Constance Georgine Markievicz, was a Sinn Féin and Fianna Fáil politician, revolutionary nationalist, suffragette and socialist. A founder member of Fianna Éireann, Cumann na mBan and the Irish Citizen Army, she took part in the Easter Rising in 1916, where she was sentenced to death but this was reduced on the grounds of her sex. On 28 December, 1918, she was the first woman elected to the British House of Commons – though she did not take her seat – and, along with the other Sinn Féin TDs, formed the first Dáil Éireann. She was also the second woman in the world to hold a cabinet position – writes RAY CLEERE
Countess Markievicz, politician, revolutionary, socialist, suffragette, tireless worker with the poor and the dispossessed, and a leading figure in the Irish Republican Movement, was a remarkable woman.
Born Constance Georgina Gore-Booth, into a life of wealth and privilege 150 years ago, on February 4th, 1868, at 7, Buckingham Street in London, near Buckingham Palace, she was the eldest child of the famous Arctic explorer, Sir Henry Gore-Booth of Lissadell House, in County Sligo, and Lady Georgina Hill Gore-Booth, originally from Tickhele Castle in Yorkshire.

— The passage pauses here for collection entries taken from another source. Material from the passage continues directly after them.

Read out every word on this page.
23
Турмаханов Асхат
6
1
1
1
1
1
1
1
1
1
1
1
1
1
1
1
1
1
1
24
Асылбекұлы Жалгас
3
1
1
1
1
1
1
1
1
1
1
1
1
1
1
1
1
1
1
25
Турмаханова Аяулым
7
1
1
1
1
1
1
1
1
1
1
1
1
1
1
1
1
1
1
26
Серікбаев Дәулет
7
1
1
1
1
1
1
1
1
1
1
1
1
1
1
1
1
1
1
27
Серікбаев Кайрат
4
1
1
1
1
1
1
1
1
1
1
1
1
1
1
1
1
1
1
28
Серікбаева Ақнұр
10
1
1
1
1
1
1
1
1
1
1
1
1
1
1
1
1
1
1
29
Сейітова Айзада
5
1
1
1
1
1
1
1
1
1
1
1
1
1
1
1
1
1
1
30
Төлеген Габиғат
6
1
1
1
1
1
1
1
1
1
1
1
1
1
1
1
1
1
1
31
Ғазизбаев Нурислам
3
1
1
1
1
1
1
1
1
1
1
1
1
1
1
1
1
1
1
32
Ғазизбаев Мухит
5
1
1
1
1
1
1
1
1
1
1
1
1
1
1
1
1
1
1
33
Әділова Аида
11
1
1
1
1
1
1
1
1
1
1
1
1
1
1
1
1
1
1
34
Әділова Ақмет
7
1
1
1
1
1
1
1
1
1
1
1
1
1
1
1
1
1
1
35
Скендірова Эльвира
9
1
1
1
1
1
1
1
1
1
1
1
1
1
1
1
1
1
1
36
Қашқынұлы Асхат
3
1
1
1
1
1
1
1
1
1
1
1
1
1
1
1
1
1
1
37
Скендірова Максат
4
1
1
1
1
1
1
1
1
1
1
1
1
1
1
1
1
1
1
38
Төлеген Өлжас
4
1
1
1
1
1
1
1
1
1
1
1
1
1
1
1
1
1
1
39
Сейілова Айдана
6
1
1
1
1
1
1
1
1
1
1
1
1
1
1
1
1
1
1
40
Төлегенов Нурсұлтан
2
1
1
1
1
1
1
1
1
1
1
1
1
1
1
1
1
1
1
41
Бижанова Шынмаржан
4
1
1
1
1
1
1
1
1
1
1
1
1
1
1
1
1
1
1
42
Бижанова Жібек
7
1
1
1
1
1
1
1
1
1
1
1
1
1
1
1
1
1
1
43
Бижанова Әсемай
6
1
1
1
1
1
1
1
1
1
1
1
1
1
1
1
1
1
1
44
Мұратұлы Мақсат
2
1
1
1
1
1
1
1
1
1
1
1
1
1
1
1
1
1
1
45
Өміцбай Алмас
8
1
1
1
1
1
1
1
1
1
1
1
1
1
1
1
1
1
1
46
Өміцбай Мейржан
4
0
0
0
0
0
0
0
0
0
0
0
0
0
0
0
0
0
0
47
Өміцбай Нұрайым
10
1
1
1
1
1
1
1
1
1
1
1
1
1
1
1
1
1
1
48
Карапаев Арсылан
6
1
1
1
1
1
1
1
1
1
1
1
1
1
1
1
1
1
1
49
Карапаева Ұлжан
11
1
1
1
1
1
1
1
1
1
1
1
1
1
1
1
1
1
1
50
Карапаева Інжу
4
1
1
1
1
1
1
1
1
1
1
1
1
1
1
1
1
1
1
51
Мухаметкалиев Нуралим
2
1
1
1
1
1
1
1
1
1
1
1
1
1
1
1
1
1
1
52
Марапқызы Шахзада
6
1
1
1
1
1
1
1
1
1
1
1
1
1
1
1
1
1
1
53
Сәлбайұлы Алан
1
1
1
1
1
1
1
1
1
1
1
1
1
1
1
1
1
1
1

She was most famous for her leadership in the 1916 Easter Rising and the subsequent struggle for freedom in Ireland, for which she risked her life.
As an Anglo-Irish landlord, her father was not typical of his kind and he administered his land with a degree of compassion for the peasantry who farmed it at the time. He provided food relief to the starving tenants in the indoor riding arena on the Lissadell estate during the famine of 1879.
That act of compassion undoubtedly inspired humanity and concern for the poor in his daughter who was then 11 years old.
In the 1890s a regular visitor to Lissadell House was the poet William Butler Yeats, who was captivated by both Constance and her younger sister Eva, who later involved herself in the Labour movement in England, and in women’s suffrage.